A 4.0 GPA is the highest grade on the standard U.S. college 4.0 scale and corresponds to an A or A+ grade (≥93%). The scale assigns numerical values to letter grades: A/A+=4.0, A-=3.7, B+=3.3, B=3.0, B-=2.7, C+=2.3, C=2.0, C-=1.7, D+=1.3, D=1.0, D-=0.7, F=0.0. A 3.0 GPA is a B average and is often required for graduate school eligibility, scholarships, or honors programs.

Can I calculate what score I need on my final exam?

Yes — use the calculator to work backwards. Enter all your completed assignments with their actual scores and weights. Add a row for the final exam with your target score. Adjust the final exam score up and down until the weighted average reaches your desired grade. Alternatively, the minimum final score needed = (target average × total weight − current weighted sum) / final weight × max final score.

Why does the weighted average differ from the simple average?

The weighted average factors in how much each item counts. If you scored 95% on a low-weight quiz and 70% on a high-weight final, your weighted average will be pulled toward 70%. The simple average adds all scores and divides by the number of items, ignoring how much each item is worth. When weights differ significantly, the two averages can diverge by several percentage points.

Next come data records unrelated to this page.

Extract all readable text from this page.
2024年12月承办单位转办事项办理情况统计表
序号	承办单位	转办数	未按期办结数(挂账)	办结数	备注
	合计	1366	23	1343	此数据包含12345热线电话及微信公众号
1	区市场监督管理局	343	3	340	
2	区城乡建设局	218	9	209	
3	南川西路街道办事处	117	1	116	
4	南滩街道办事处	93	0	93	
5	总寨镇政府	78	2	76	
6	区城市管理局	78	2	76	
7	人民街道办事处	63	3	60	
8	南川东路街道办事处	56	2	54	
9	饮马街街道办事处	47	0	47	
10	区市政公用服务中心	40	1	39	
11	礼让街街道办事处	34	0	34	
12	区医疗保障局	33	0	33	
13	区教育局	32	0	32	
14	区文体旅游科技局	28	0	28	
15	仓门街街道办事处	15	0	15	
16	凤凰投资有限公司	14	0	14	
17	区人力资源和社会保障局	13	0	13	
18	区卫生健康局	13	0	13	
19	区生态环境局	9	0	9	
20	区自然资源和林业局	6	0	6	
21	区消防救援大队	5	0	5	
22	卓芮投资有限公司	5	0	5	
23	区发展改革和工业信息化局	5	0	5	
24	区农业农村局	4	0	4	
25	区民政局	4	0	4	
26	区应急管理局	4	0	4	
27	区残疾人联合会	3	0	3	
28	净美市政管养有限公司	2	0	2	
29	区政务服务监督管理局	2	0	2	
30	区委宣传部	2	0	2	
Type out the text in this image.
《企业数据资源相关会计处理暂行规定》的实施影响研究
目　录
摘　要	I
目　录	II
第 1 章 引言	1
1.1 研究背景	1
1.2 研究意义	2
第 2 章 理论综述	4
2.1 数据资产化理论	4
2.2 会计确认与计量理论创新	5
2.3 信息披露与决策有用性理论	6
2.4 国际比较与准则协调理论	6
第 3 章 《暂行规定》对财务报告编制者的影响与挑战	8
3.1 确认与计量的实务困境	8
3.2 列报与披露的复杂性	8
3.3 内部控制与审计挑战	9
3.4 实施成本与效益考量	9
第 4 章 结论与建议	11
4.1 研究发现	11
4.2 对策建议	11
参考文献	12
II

How are extra credit scores handled?

Enter the extra credit assignment with its actual score and maximum possible score. If the extra credit is worth 5 bonus points on a 100-point scale, enter score = 5, max = 100, weight = the appropriate weight. If extra credit can push your score above 100%, the calculator will reflect that. Some instructors add extra credit points directly to the total earned — in that case, add those points to the numerator of the relevant row.

Does this calculator work for graduate school courses?

Yes. Graduate grading scales often use fewer letters (A, B, C, F) with a minimum passing grade of B. Enter your scores and weights exactly as you would for undergraduate courses. Note that many graduate programs require a 3.0 GPA minimum to remain in good standing, and a B- or below in a required course may need to be retaken. Check your program's specific grading policies for exact thresholds.